Many, many popular science articles claim that if the Earth didn't have a magnetic field, then the much higher concentration of cosmic rays that reached the surface would cause health damage to humans. (It's easy to find a zillion such articles with a simple Google search, so I won't bother linking to them.) Some of these article just say that the higher concentration of radiation would be "dangerous", while others use stronger language like "catastrophic". But I couldn't find any articles that give any hard numbers, or even qualitative language more specific than broad terms.
If the Earth's magnetic field vanished overnight, then how much more radiation (in grays or sievert or whatever quantity this can be most easily answered) would Earth receive at sea level?
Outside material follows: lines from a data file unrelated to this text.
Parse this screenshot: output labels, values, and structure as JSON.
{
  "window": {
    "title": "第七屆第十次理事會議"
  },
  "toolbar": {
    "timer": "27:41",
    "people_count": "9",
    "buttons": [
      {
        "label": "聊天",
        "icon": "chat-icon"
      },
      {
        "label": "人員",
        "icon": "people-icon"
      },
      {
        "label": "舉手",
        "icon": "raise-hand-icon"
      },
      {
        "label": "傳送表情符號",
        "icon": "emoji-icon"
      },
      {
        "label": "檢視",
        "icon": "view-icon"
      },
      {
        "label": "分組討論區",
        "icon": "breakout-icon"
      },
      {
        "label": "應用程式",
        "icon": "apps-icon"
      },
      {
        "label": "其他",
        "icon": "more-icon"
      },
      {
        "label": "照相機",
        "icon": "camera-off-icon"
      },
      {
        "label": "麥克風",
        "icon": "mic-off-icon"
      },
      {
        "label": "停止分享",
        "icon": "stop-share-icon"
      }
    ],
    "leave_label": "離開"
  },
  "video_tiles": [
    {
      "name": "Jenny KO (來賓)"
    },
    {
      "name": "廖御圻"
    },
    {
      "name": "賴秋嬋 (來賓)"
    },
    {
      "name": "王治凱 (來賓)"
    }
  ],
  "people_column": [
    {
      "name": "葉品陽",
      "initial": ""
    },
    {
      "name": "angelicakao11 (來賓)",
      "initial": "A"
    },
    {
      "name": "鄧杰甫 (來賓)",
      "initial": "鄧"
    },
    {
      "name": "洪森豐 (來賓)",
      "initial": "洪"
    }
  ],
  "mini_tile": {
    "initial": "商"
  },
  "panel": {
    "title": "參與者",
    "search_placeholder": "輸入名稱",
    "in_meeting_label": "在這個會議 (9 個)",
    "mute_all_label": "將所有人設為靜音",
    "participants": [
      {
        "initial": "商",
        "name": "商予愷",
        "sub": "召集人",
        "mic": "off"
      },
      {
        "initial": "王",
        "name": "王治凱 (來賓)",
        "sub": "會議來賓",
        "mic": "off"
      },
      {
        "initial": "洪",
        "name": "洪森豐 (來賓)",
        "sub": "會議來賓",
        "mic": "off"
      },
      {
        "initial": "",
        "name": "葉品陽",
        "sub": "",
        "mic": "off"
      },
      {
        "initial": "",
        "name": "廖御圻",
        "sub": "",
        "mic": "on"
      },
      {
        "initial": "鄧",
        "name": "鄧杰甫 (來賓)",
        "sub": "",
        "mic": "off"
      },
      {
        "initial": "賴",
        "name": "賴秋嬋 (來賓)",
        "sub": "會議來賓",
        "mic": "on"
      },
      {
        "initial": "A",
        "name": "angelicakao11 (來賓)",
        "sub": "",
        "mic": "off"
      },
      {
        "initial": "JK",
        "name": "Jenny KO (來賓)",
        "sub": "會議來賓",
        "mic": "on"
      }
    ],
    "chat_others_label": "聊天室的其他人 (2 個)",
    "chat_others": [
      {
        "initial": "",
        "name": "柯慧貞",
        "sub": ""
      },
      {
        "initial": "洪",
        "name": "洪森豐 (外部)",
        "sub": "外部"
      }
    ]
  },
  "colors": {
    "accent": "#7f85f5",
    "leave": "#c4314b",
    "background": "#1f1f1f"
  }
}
My guess is that the health issues wouldn't be that serious, since the Earth's magnetic field has changed orientation many times and left the Earth with a negligible magnetic field for thousands of years - and as far as I know, those events didn't cause mass extinctions or anything. (Although I believe that the last flip occurred before the evolution of anatomically modern humans, so we don't have any direct evidence about human life in the long-term absence of a geomagnetic field.)
A related question is about the claim that without a geomagnetic field, the stronger solar wind "would" or "could" or "might" (depending on the pop-sci article) strip away the Earth's atmosphere. If this is true, then I'd be curious what the time scale would be. It must be geologically long, given the many periods of thousands of years without a geomagnetic field during which the atmosphere was apparently negligibly affected.